6. Question 6: In your cell cycle and apoptosis assay, do you have a positive control that is known to cause a block in cell cycle and apoptosis respectively, to better demonstrate the impact of your test product?

Authors’ response: For positive control, we studied the effect of 1% sodium azide and 500 mM H₂O₂ on cell cycle and apoptosis of MCF-7 cells. Please refer to the figures (please see the attachment Word file for figures). However, the data is not shown in the text as we thought positive control is only used as a verification treatment of experimental procedure. Instead, we thought it is more important to use an anti-cancer drug (paclitaxel) in the animal experiment for comparison of anti-tumor effect with carotenoid extract and nanoemulsion prepared from sweet potato peel.

7. Question 7: Given that you have conducted the molecular assays on the cell lines, have you examined whether you will see the same effect (apoptosis and cell cycle changes) on the tumour tissues you have collected from your mouse model?

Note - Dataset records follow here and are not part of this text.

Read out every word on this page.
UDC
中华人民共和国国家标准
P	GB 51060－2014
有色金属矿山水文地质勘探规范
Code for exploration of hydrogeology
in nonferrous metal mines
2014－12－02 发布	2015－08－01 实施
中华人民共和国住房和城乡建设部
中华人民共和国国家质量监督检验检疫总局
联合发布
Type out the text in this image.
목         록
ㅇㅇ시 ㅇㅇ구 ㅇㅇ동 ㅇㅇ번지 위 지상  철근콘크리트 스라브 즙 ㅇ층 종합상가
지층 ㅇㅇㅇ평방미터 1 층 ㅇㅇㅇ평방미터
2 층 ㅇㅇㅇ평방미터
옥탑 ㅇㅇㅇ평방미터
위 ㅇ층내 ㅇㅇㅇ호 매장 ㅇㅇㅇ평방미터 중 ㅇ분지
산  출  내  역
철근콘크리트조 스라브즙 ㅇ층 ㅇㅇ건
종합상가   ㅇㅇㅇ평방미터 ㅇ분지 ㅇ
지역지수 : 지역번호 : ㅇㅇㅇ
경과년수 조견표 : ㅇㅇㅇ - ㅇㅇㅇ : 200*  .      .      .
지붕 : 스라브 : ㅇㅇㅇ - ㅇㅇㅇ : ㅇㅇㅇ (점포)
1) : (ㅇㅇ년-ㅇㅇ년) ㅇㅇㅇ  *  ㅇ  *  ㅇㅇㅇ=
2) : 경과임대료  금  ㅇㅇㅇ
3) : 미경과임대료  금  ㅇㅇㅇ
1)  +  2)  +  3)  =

Authors’ response: In this study we only measured tumor size and volume as well as EGF and VEGF in serum. However, for future study, it is important to examine tumor tissue to see if the same effect of apoptosis and cell cycle is shown.

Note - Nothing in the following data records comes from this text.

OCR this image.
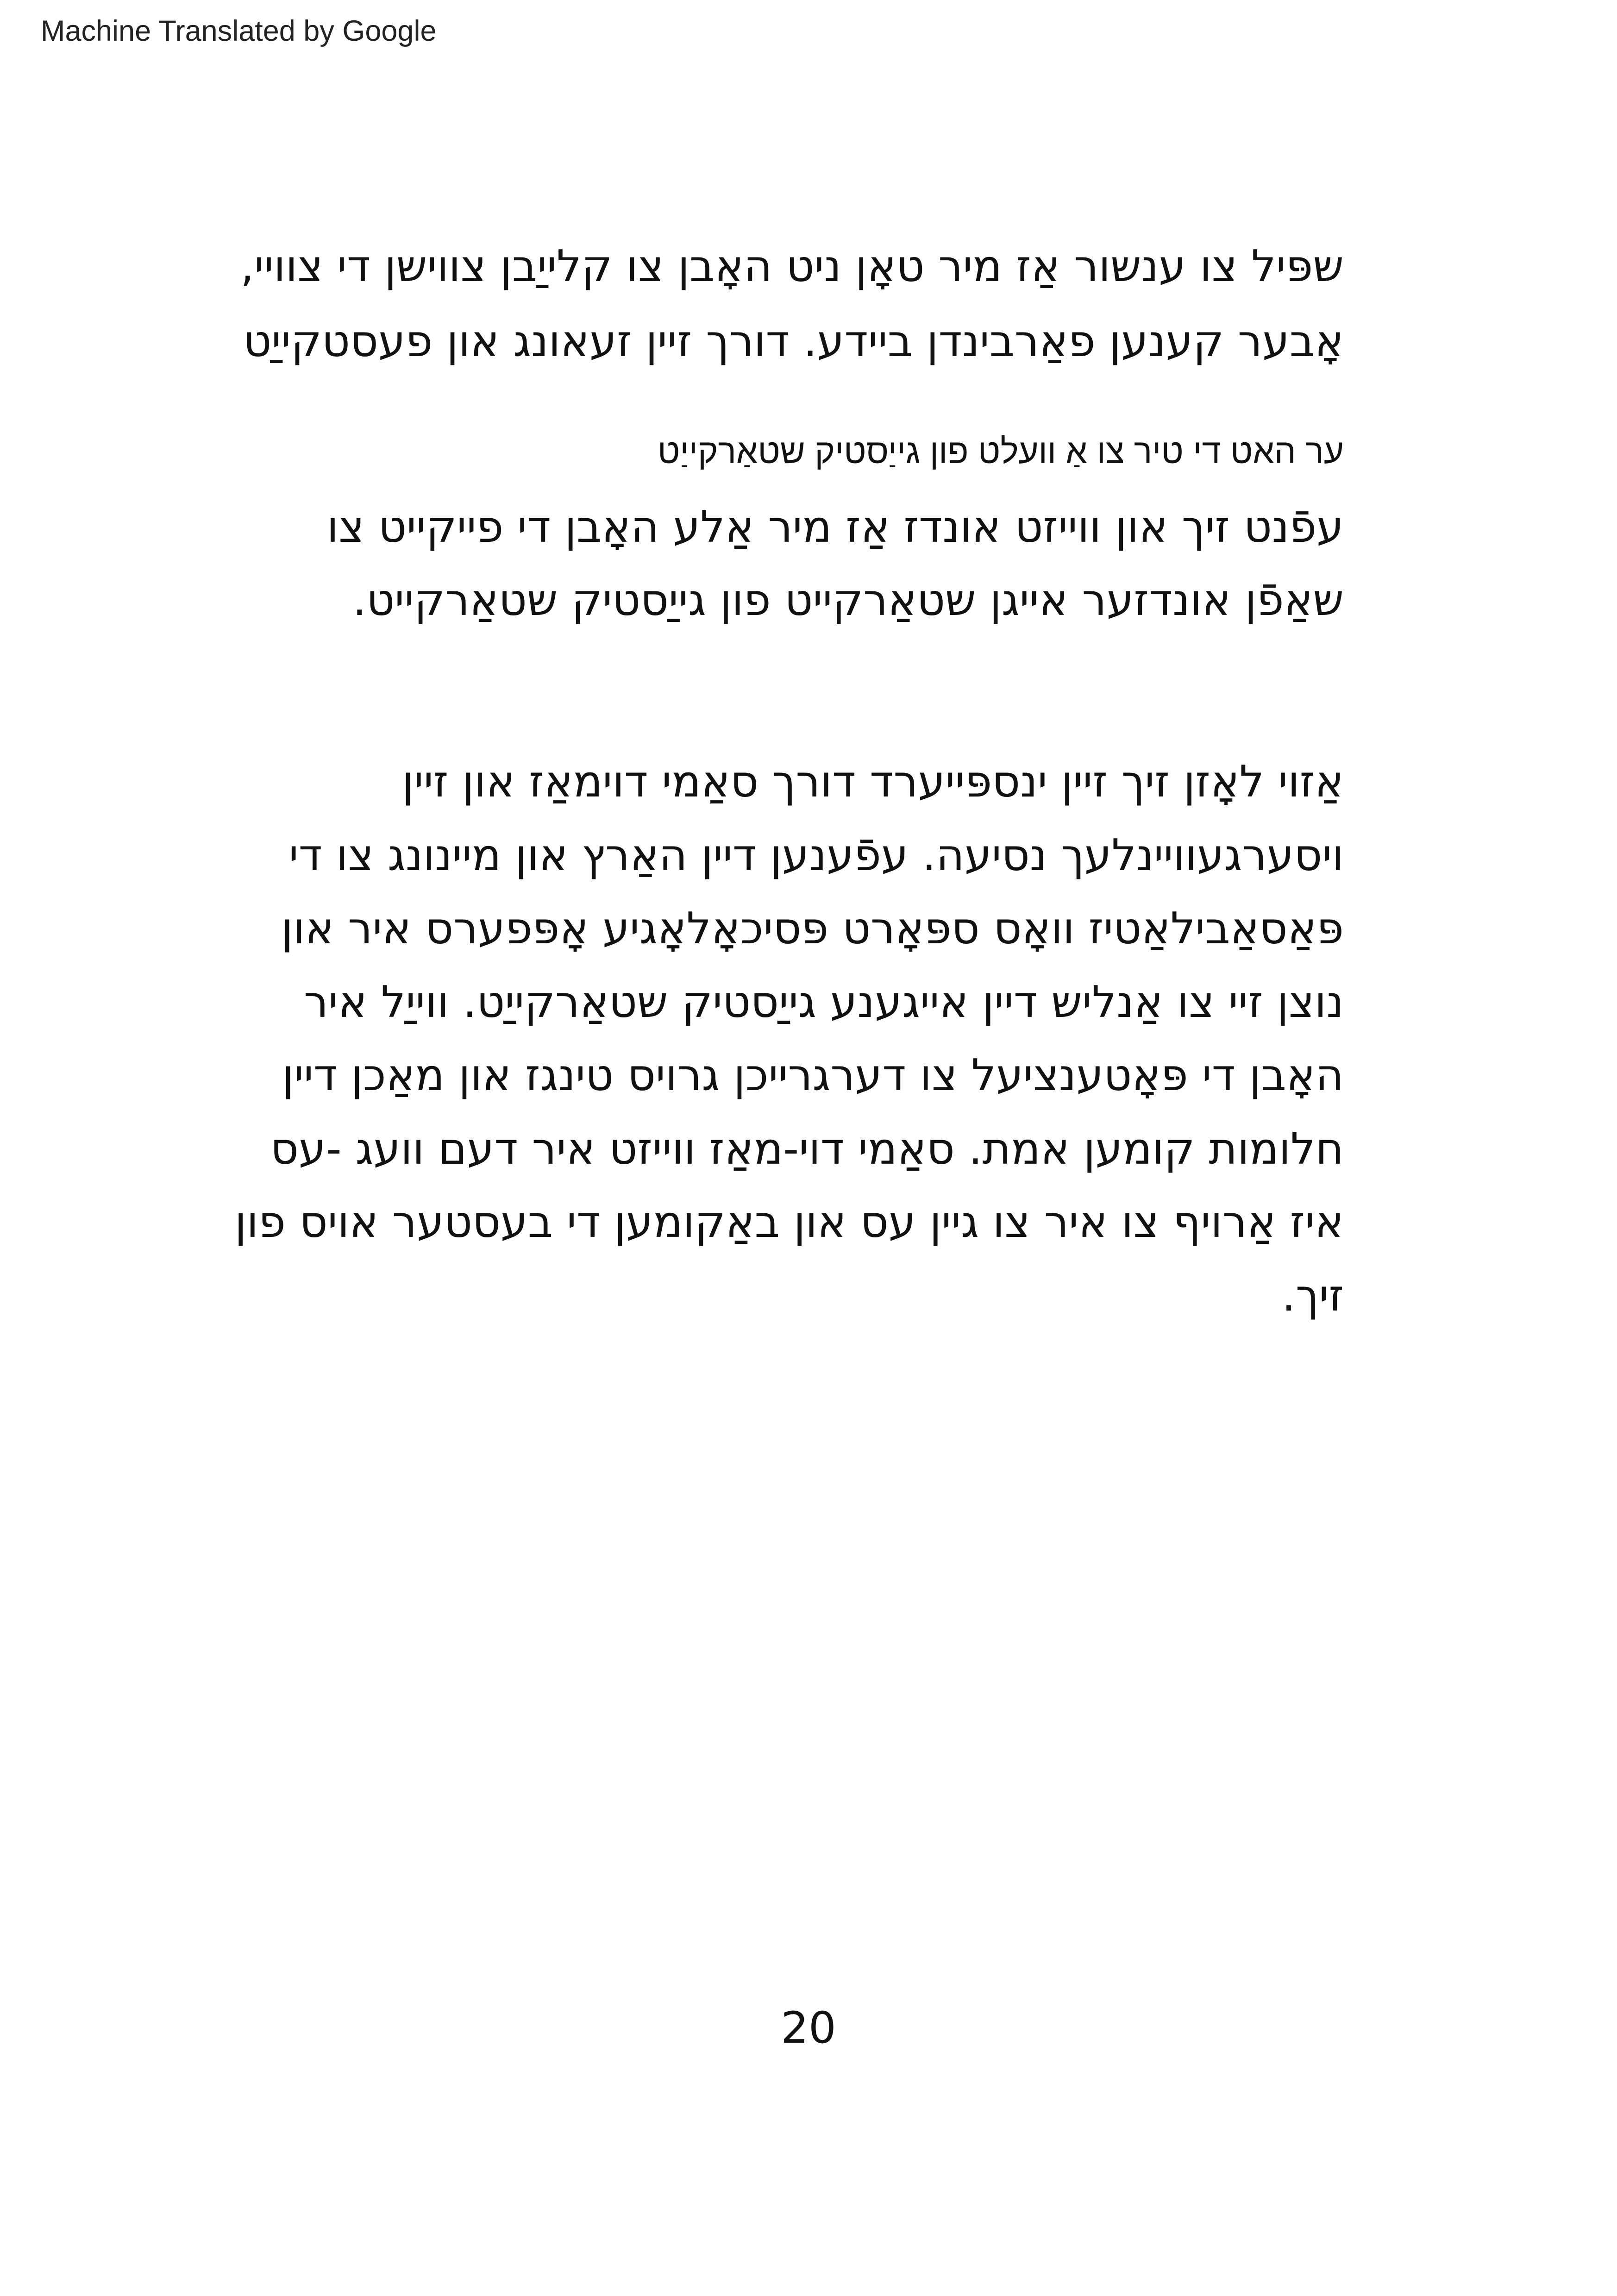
Machine Translated by Google

שפּיל צו ענשור אַז מיר טאָן ניט האָבן צו קלייַבן צווישן די צוויי,
אָבער קענען פאַרבינדן ביידע. דורך זיין זעאונג און פעסטקייַט

ער האט די טיר צו אַ וועלט פון גייַסטיק שטאַרקייַט

עפֿנט זיך און ווייזט אונדז אַז מיר אַלע האָבן די פייקייט צו
שאַפֿן אונדזער אייגן שטאַרקייט פון גייַסטיק שטאַרקייט.

אַזוי לאָזן זיך זיין ינספּייערד דורך סאַמי דוימאַז און זיין
ויסערגעוויינלעך נסיעה. עפֿענען דיין האַרץ און מיינונג צו די
פּאַסאַבילאַטיז וואָס ספּאָרט פּסיכאָלאָגיע אָפּפערס איר און
נוצן זיי צו אַנליש דיין אייגענע גייַסטיק שטאַרקייַט. ווייַל איר
האָבן די פּאָטענציעל צו דערגרייכן גרויס טינגז און מאַכן דיין
חלומות קומען אמת. סאַמי דוי-מאַז ווייזט איר דעם וועג -עס
איז אַרויף צו איר צו גיין עס און באַקומען די בעסטער אויס פון
זיך.

20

8. Question 8: MCF10 may be a "normal" cells but it is still a cell line. Have the authors have access to normal epithelial cells and assess the effect of carotenoids on them?

Authors’ response: In this study human breast epithelial cell line H184B5F5/M10 is the only human mammary epithelial cell we can obtain from Taiwan Bioresource Collection and Research Center. In a previous study we also demonstrated that a high cell viability of fibroblast cells CCD986SK was maintained following treatment of carotenoid extract and nanoemulsion prepared from pomelo leaves at 5 and 10 mg/mL. Please refer to our recently published research article: Plants 2021, 10, 2129 (https://doi.org/10.3390/ plants10102129). (Please refer L116-118).

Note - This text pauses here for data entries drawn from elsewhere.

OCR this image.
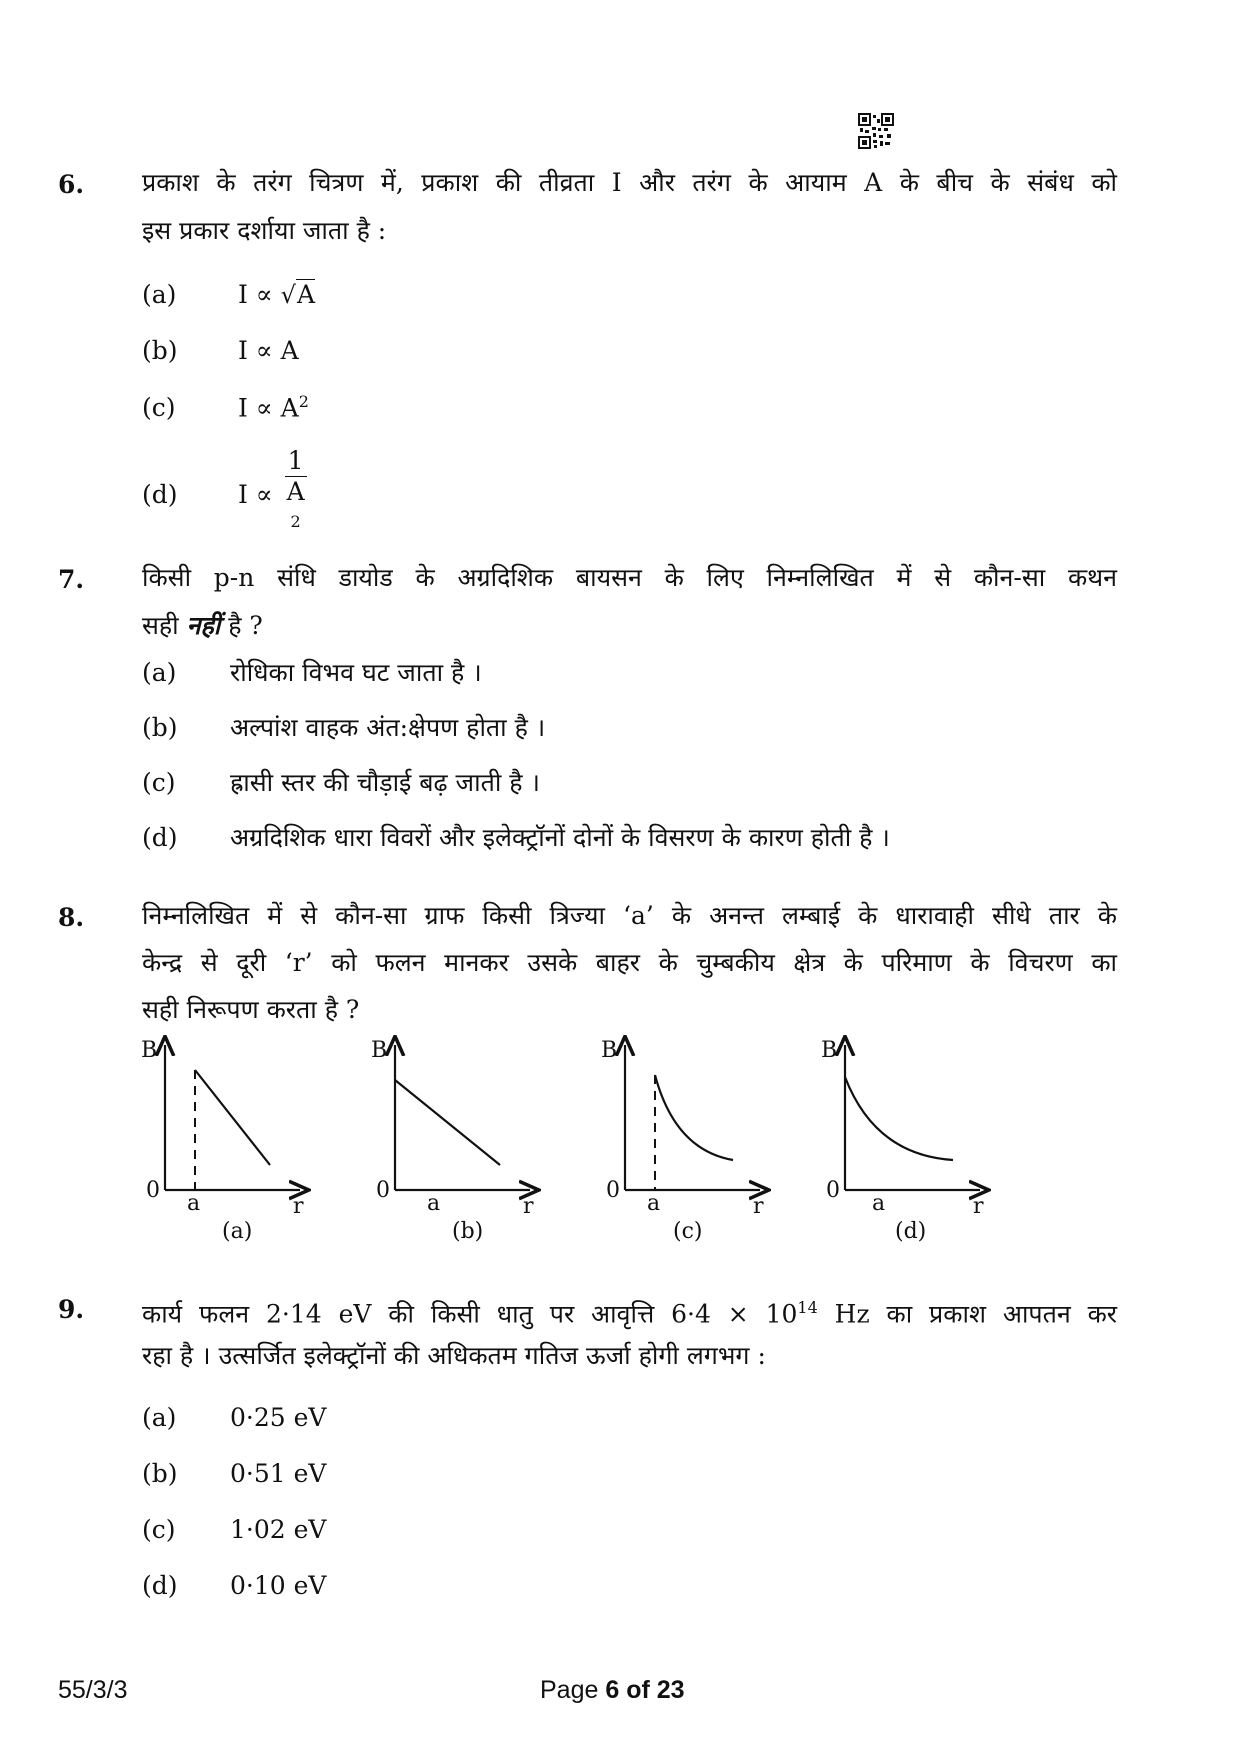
6. प्रकाश के तरंग चित्रण में, प्रकाश की तीव्रता I और तरंग के आयाम A के बीच के संबंध को
इस प्रकार दर्शाया जाता है :
(a) I ∝ √A
(b) I ∝ A
(c) $I \propto A^2$
(d) I ∝ 1
A
$^2$
7. किसी p-n संधि डायोड के अग्रदिशिक बायसन के लिए निम्नलिखित में से कौन-सा कथन
सही नहीं है ?
(a) रोधिका विभव घट जाता है ।
(b) अल्पांश वाहक अंत:क्षेपण होता है ।
(c) ह्रासी स्तर की चौड़ाई बढ़ जाती है ।
(d) अग्रदिशिक धारा विवरों और इलेक्ट्रॉनों दोनों के विसरण के कारण होती है ।
8. निम्नलिखित में से कौन-सा ग्राफ किसी त्रिज्या ‘a’ के अनन्त लम्बाई के धारावाही सीधे तार के
केन्द्र से दूरी ‘r’ को फलन मानकर उसके बाहर के चुम्बकीय क्षेत्र के परिमाण के विचरण का
सही निरूपण करता है ?
B
0
a	r
(a)
B
0
a	r
(b)
B
0
a	r
(c)
B
0
a	r
(d)
9. कार्य फलन 2·14 eV की किसी धातु पर आवृत्ति $6\cdot 4 \times 10^{14}$ Hz का प्रकाश आपतन कर
रहा है । उत्सर्जित इलेक्ट्रॉनों की अधिकतम गतिज ऊर्जा होगी लगभग :
(a) 0·25 eV
(b) 0·51 eV
(c) 1·02 eV
(d) 0·10 eV
55/3/3	Page 6 of 23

Author Response File: Author Response.pdf

Round 2

Reviewer 1 Report

The authors Hsin-Yen Hsu and Bing-Huei Chen have submitted a revised version of their manuscript “A Comparative Study on Inhibition of Breast Cancer Cells and Tumors in Mice by Carotenoid Extract and Nanoemulsion Prepared from Sweet Potato (Ipomoea batatas L.) Peel.”

The authors made every effort to incorporate all of the concerns and suggestions previously addressed as they revised their manuscript. They have corrected the errors mentioned, made additions, or provided reasonable rebuttals. Overall, I suggest a further processing of the manuscript. All the best!

Author Response

AUTHORS’ RESPONSE TO REVIEWER # 1 COMMENTS FOR PHARMACEUTICS-1667444

The authors Hsin-Yen Hsu and Bing-Huei Chen have submitted a revised version of their manuscript “A Comparative Study on Inhibition of Breast Cancer Cells and Tumors in Mice by Carotenoid Extract and Nanoemulsion Prepared from Sweet Potato (Ipomoea batatas L.) Peel.”

The authors made every effort to incorporate all of the concerns and suggestions previously addressed as they revised their manuscript. They have corrected the errors mentioned, made additions, or provided reasonable rebuttals. Overall, I suggest a further processing of the manuscript. All the best!

Author’s response: The authors thank the Reviewer #1 for accepting our responses to all his comments and recommending this research article for publication in Pharmaceutics.

Reviewer 2 Report

Thank you for your response. Just one last comment, I would recommend to include your comments about future work in your discussion. 

Author Response

AUTHORS’ RESPONSE TO REVIEWER # 2 COMMENTS FOR PHARMACEUTICS-1667444

 Reviewer #2

Thank you for your response. Just one last comment, I would recommend to include your comments about future work in your discussion. 

Author’s response: As suggested by the Reviewer #2, we have now included the future work in the last two sentences of results and discussion as “However, in this study we only measured tumor size and volume as well as EGF and VEGF in mice serum. Thus, for future study, it is important to examine tumor tissue to find out if the same effect of apoptosis and cell cycle is shown.”

The authors also thank the Reviewer #2 for accepting our responses to all his comments for a possible publication of this research article in Pharmaceutics.